SENIOR Irish bankers should incur a higher tax on their pay while ordinary homeowners should receive assistance in paying their debts, according to the International Monetary Fund (IMF).
In a downbeat assessment of the Irish economy, the IMF has outlined that Ireland might not enjoy an expected "bounce-back" after the recession.
And it has been revealed that the Government has agreed that a property tax would be a good way to make public finances stable in a new report from the Washington-based fund.
The Government told the IMF a flat-rate tax on property was under consideration.
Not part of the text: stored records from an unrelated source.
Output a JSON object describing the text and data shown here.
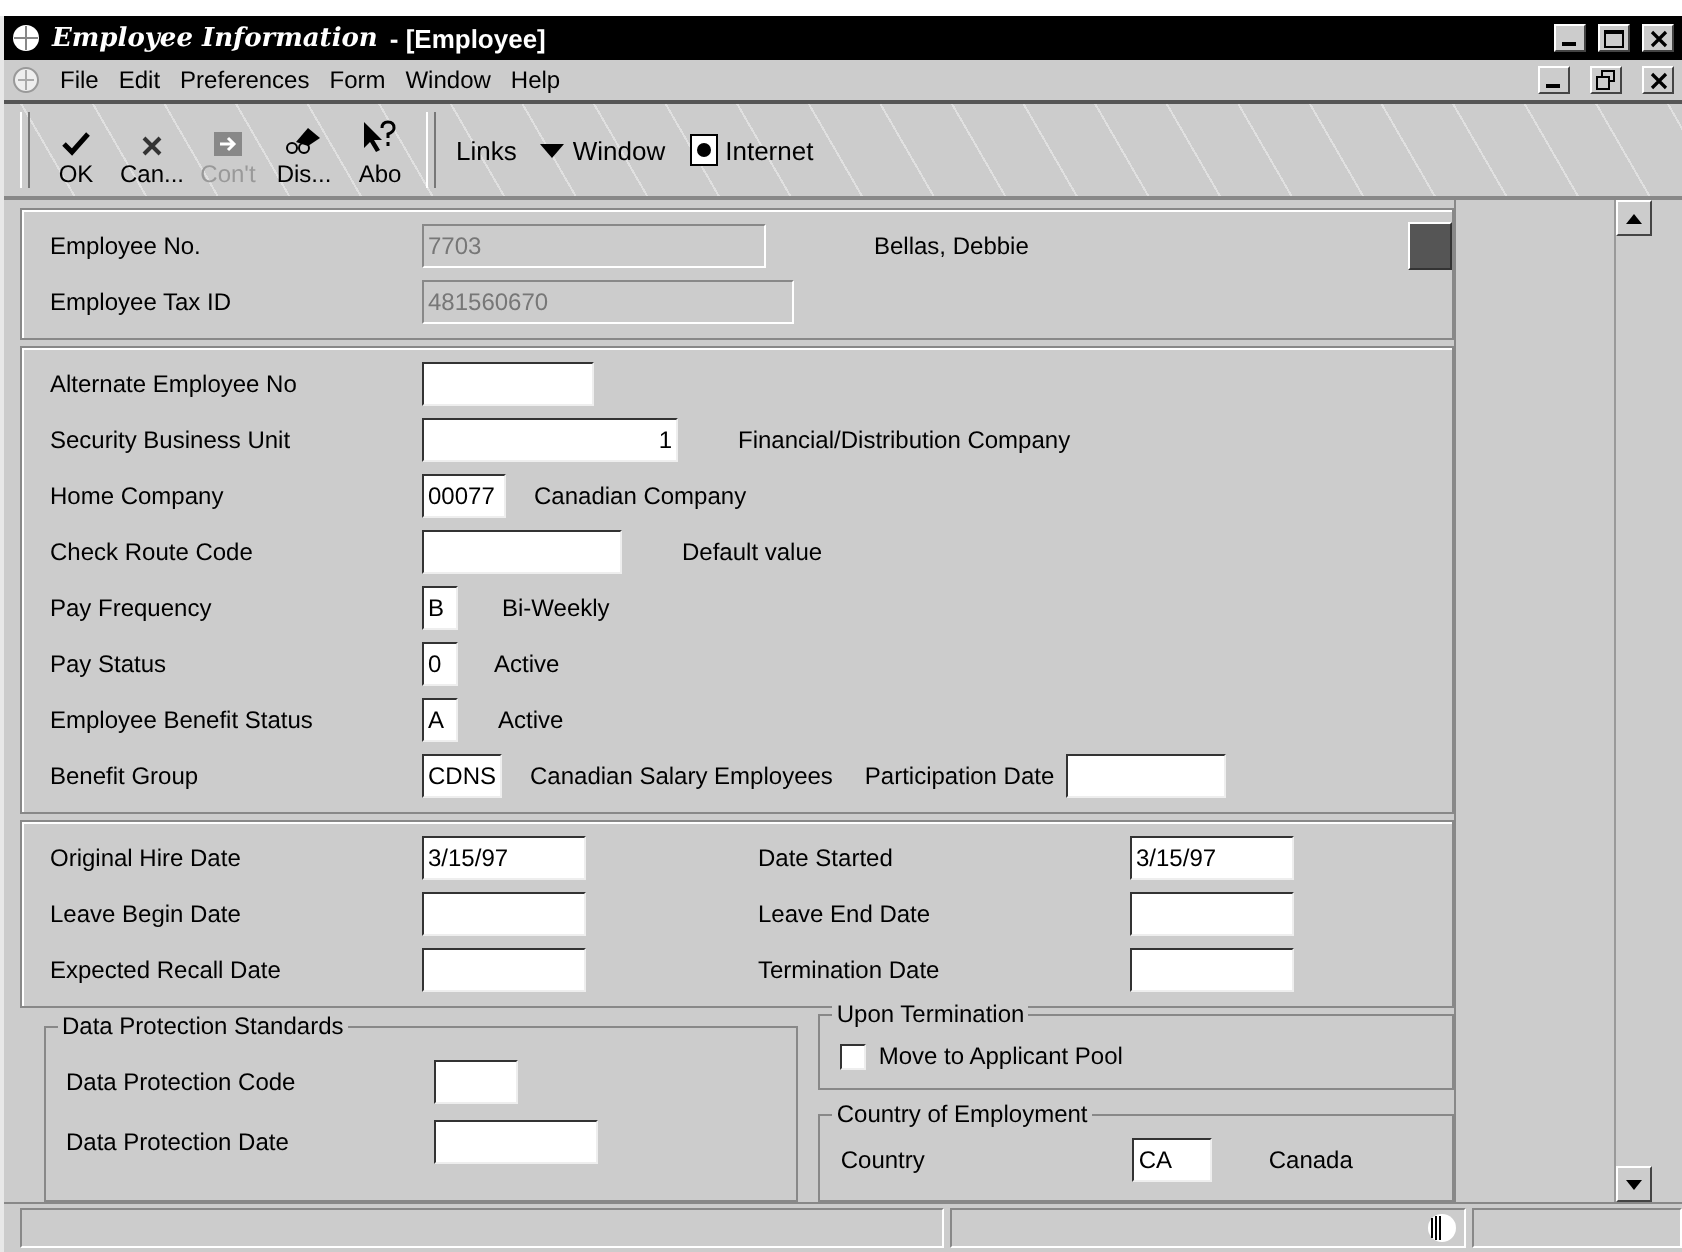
{
  "window": {
    "title": "Employee Information",
    "subtitle": " - [Employee]"
  },
  "menu": [
    "File",
    "Edit",
    "Preferences",
    "Form",
    "Window",
    "Help"
  ],
  "toolbar": [
    {
      "label": "OK",
      "disabled": false
    },
    {
      "label": "Can...",
      "disabled": false
    },
    {
      "label": "Con't",
      "disabled": true
    },
    {
      "label": "Dis...",
      "disabled": false
    },
    {
      "label": "Abo",
      "disabled": false
    }
  ],
  "links": [
    {
      "label": "Links"
    },
    {
      "label": "Window"
    },
    {
      "label": "Internet"
    }
  ],
  "header": {
    "employee_no_label": "Employee No.",
    "employee_no": "7703",
    "name": "Bellas, Debbie",
    "tax_id_label": "Employee Tax ID",
    "tax_id": "481560670"
  },
  "details": [
    {
      "label": "Alternate Employee No"
    },
    {
      "label": "Security Business Unit",
      "value": "1",
      "description": "Financial/Distribution Company"
    },
    {
      "label": "Home Company",
      "value": "00077",
      "description": "Canadian Company"
    },
    {
      "label": "Check Route Code",
      "description": "Default value"
    },
    {
      "label": "Pay Frequency",
      "value": "B",
      "description": "Bi-Weekly"
    },
    {
      "label": "Pay Status",
      "value": "0",
      "description": "Active"
    },
    {
      "label": "Employee Benefit Status",
      "value": "A",
      "description": "Active"
    },
    {
      "label": "Benefit Group",
      "value": "CDNS",
      "description": "Canadian Salary Employees",
      "extra_label": "Participation Date"
    }
  ],
  "dates_left": [
    {
      "label": "Original Hire Date",
      "value": "3/15/97"
    },
    {
      "label": "Leave Begin Date"
    },
    {
      "label": "Expected Recall Date"
    }
  ],
  "dates_right": [
    {
      "label": "Date Started",
      "value": "3/15/97"
    },
    {
      "label": "Leave End Date"
    },
    {
      "label": "Termination Date"
    }
  ],
  "data_protection": {
    "title": "Data Protection Standards",
    "fields": [
      {
        "label": "Data Protection Code"
      },
      {
        "label": "Data Protection Date"
      }
    ]
  },
  "upon_termination": {
    "title": "Upon Termination",
    "checkbox": {
      "label": "Move to Applicant Pool",
      "checked": false
    }
  },
  "country": {
    "title": "Country of Employment",
    "label": "Country",
    "value": "CA",
    "description": "Canada"
  }
}
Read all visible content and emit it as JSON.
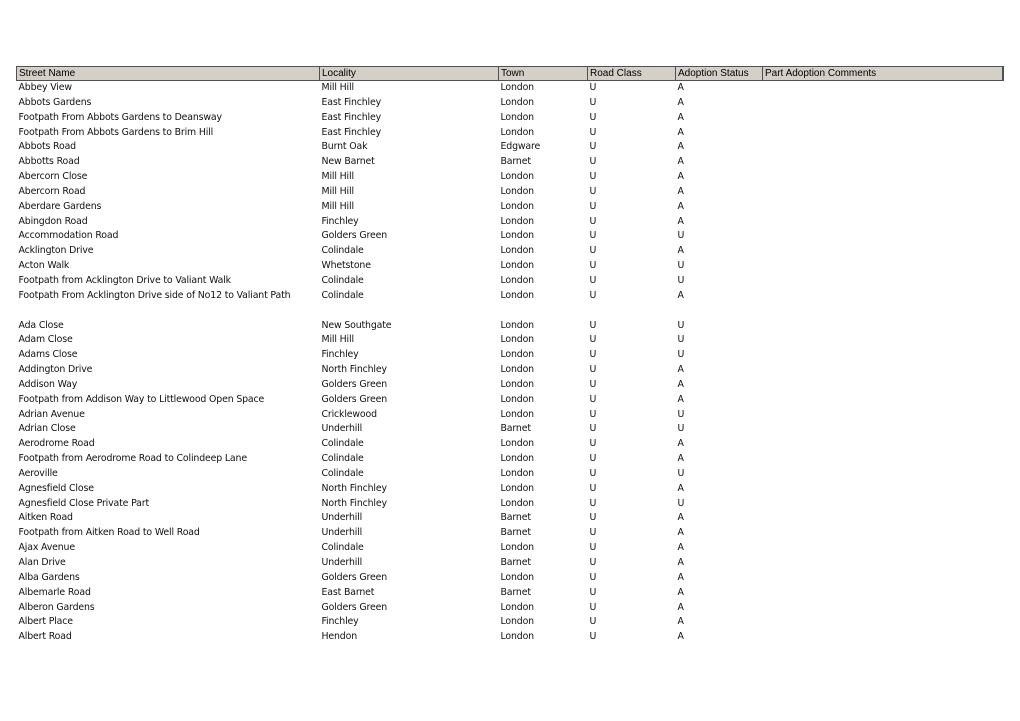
{
  "table": {
    "headers": [
      "Street Name",
      "Locality",
      "Town",
      "Road Class",
      "Adoption Status",
      "Part Adoption Comments"
    ],
    "rows": [
      [
        "Abbey View",
        "Mill Hill",
        "London",
        "U",
        "A",
        ""
      ],
      [
        "Abbots Gardens",
        "East Finchley",
        "London",
        "U",
        "A",
        ""
      ],
      [
        "Footpath From Abbots Gardens to Deansway",
        "East Finchley",
        "London",
        "U",
        "A",
        ""
      ],
      [
        "Footpath From Abbots Gardens to Brim Hill",
        "East Finchley",
        "London",
        "U",
        "A",
        ""
      ],
      [
        "Abbots Road",
        "Burnt Oak",
        "Edgware",
        "U",
        "A",
        ""
      ],
      [
        "Abbotts Road",
        "New Barnet",
        "Barnet",
        "U",
        "A",
        ""
      ],
      [
        "Abercorn Close",
        "Mill Hill",
        "London",
        "U",
        "A",
        ""
      ],
      [
        "Abercorn Road",
        "Mill Hill",
        "London",
        "U",
        "A",
        ""
      ],
      [
        "Aberdare Gardens",
        "Mill Hill",
        "London",
        "U",
        "A",
        ""
      ],
      [
        "Abingdon Road",
        "Finchley",
        "London",
        "U",
        "A",
        ""
      ],
      [
        "Accommodation Road",
        "Golders Green",
        "London",
        "U",
        "U",
        ""
      ],
      [
        "Acklington Drive",
        "Colindale",
        "London",
        "U",
        "A",
        ""
      ],
      [
        "Acton Walk",
        "Whetstone",
        "London",
        "U",
        "U",
        ""
      ],
      [
        "Footpath from Acklington Drive to Valiant Walk",
        "Colindale",
        "London",
        "U",
        "U",
        ""
      ],
      [
        "Footpath From Acklington Drive side of No12 to Valiant Path",
        "Colindale",
        "London",
        "U",
        "A",
        ""
      ],
      [
        "",
        "",
        "",
        "",
        "",
        ""
      ],
      [
        "Ada Close",
        "New Southgate",
        "London",
        "U",
        "U",
        ""
      ],
      [
        "Adam Close",
        "Mill Hill",
        "London",
        "U",
        "U",
        ""
      ],
      [
        "Adams Close",
        "Finchley",
        "London",
        "U",
        "U",
        ""
      ],
      [
        "Addington Drive",
        "North Finchley",
        "London",
        "U",
        "A",
        ""
      ],
      [
        "Addison Way",
        "Golders Green",
        "London",
        "U",
        "A",
        ""
      ],
      [
        "Footpath from Addison Way to Littlewood Open Space",
        "Golders Green",
        "London",
        "U",
        "A",
        ""
      ],
      [
        "Adrian Avenue",
        "Cricklewood",
        "London",
        "U",
        "U",
        ""
      ],
      [
        "Adrian Close",
        "Underhill",
        "Barnet",
        "U",
        "U",
        ""
      ],
      [
        "Aerodrome Road",
        "Colindale",
        "London",
        "U",
        "A",
        ""
      ],
      [
        "Footpath from Aerodrome Road to Colindeep Lane",
        "Colindale",
        "London",
        "U",
        "A",
        ""
      ],
      [
        "Aeroville",
        "Colindale",
        "London",
        "U",
        "U",
        ""
      ],
      [
        "Agnesfield Close",
        "North Finchley",
        "London",
        "U",
        "A",
        ""
      ],
      [
        "Agnesfield Close Private Part",
        "North Finchley",
        "London",
        "U",
        "U",
        ""
      ],
      [
        "Aitken Road",
        "Underhill",
        "Barnet",
        "U",
        "A",
        ""
      ],
      [
        "Footpath from Aitken Road to Well Road",
        "Underhill",
        "Barnet",
        "U",
        "A",
        ""
      ],
      [
        "Ajax Avenue",
        "Colindale",
        "London",
        "U",
        "A",
        ""
      ],
      [
        "Alan Drive",
        "Underhill",
        "Barnet",
        "U",
        "A",
        ""
      ],
      [
        "Alba Gardens",
        "Golders Green",
        "London",
        "U",
        "A",
        ""
      ],
      [
        "Albemarle Road",
        "East Barnet",
        "Barnet",
        "U",
        "A",
        ""
      ],
      [
        "Alberon Gardens",
        "Golders Green",
        "London",
        "U",
        "A",
        ""
      ],
      [
        "Albert Place",
        "Finchley",
        "London",
        "U",
        "A",
        ""
      ],
      [
        "Albert Road",
        "Hendon",
        "London",
        "U",
        "A",
        ""
      ]
    ]
  },
  "colors": {
    "header_background": "#d4d0c8",
    "header_border": "#505050"
  }
}
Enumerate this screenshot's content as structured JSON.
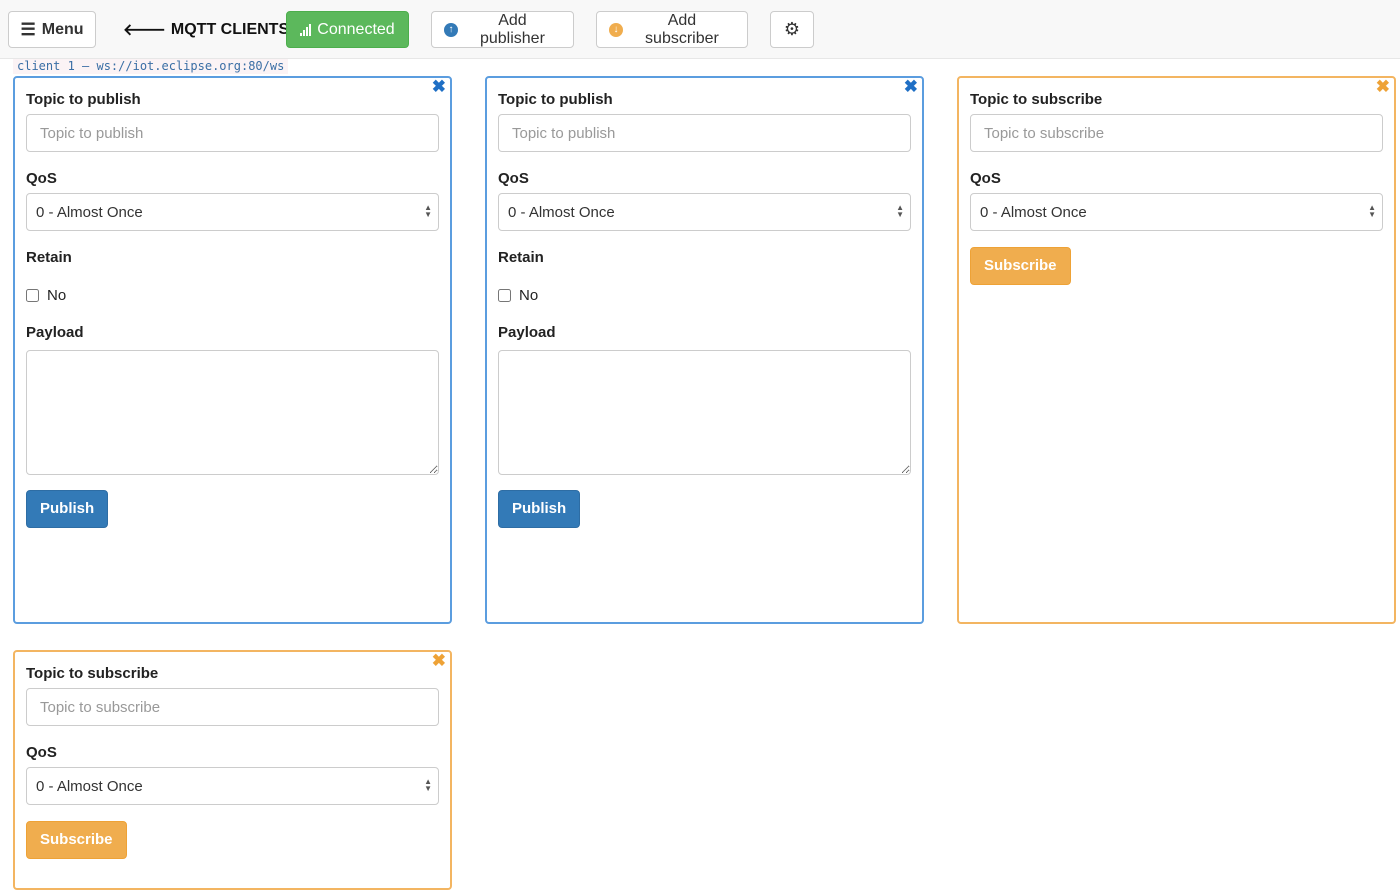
{
  "navbar": {
    "menu_label": "Menu",
    "menu_icon": "hamburger-icon",
    "brand_label": "MQTT CLIENTS",
    "brand_icon": "arrow-left-icon",
    "connected_label": "Connected",
    "connected_icon": "signal-icon",
    "add_publisher_label": "Add publisher",
    "add_publisher_icon": "arrow-circle-up-icon",
    "add_subscriber_label": "Add subscriber",
    "add_subscriber_icon": "arrow-circle-down-icon",
    "settings_icon": "gear-icon"
  },
  "client_label": "client 1 – ws://iot.eclipse.org:80/ws",
  "colors": {
    "publisher_border": "#5b9ddf",
    "subscriber_border": "#f3b561",
    "connected": "#5cb85c",
    "primary": "#337ab7",
    "warning": "#f0ad4e"
  },
  "publishers": [
    {
      "topic_label": "Topic to publish",
      "topic_placeholder": "Topic to publish",
      "topic_value": "",
      "qos_label": "QoS",
      "qos_value": "0 - Almost Once",
      "retain_label": "Retain",
      "retain_checked": false,
      "retain_option": "No",
      "payload_label": "Payload",
      "payload_value": "",
      "button_label": "Publish"
    },
    {
      "topic_label": "Topic to publish",
      "topic_placeholder": "Topic to publish",
      "topic_value": "",
      "qos_label": "QoS",
      "qos_value": "0 - Almost Once",
      "retain_label": "Retain",
      "retain_checked": false,
      "retain_option": "No",
      "payload_label": "Payload",
      "payload_value": "",
      "button_label": "Publish"
    }
  ],
  "subscribers": [
    {
      "topic_label": "Topic to subscribe",
      "topic_placeholder": "Topic to subscribe",
      "topic_value": "",
      "qos_label": "QoS",
      "qos_value": "0 - Almost Once",
      "button_label": "Subscribe"
    },
    {
      "topic_label": "Topic to subscribe",
      "topic_placeholder": "Topic to subscribe",
      "topic_value": "",
      "qos_label": "QoS",
      "qos_value": "0 - Almost Once",
      "button_label": "Subscribe"
    }
  ],
  "close_glyph": "✖"
}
The IMF in turn has recommended that the State should introduce a higher tax on senior bankers' pay and bank profits in an attempt to reduce the risks the financial sector poses.
The IMF's review is based on its increased growth forecast for 2011 and now expects GDP to increase by 2.3pc, compared with an April projection for GDP to grow by 1.9pc.
It expects the economy to grow by 2.5pc in 2012.
However, the forecasts remain well below the Government's expectations of 3.3pc growth next year.
"The normally sharp bounce back after a large output decline will be muted," the IMF says in the case of Ireland.
Finance Minister Brian Lenihan has insisted the IMF report showed the Government was taking the right moves to support the banks and tackle the deficit.
But Fine Gael enterprise spokesman Richard Bruton described the IMF findings as "very downbeat".
The IMF took into account that the Irish economy emerged strongly from recession in the first quarter, with a surge in exports pushing GDP up by 2.7pc from the fourth quarter of last year, which was the strongest performance in the European Union.
However, the IMF doesn't believe that this growth will be sustained, and expects the economy to contract by 0.5pc in 2010.
"The growth numbers for the first quarter of 2010 look very good," said Ashoka Mody, the IMF's mission chief for Ireland.
"On that basis, a number of commentators have revised their short-term growth outlook upwards. However, we are somewhat more cautious," he added.
"It's not yet clear that these short-term developments are on a sustainable footing."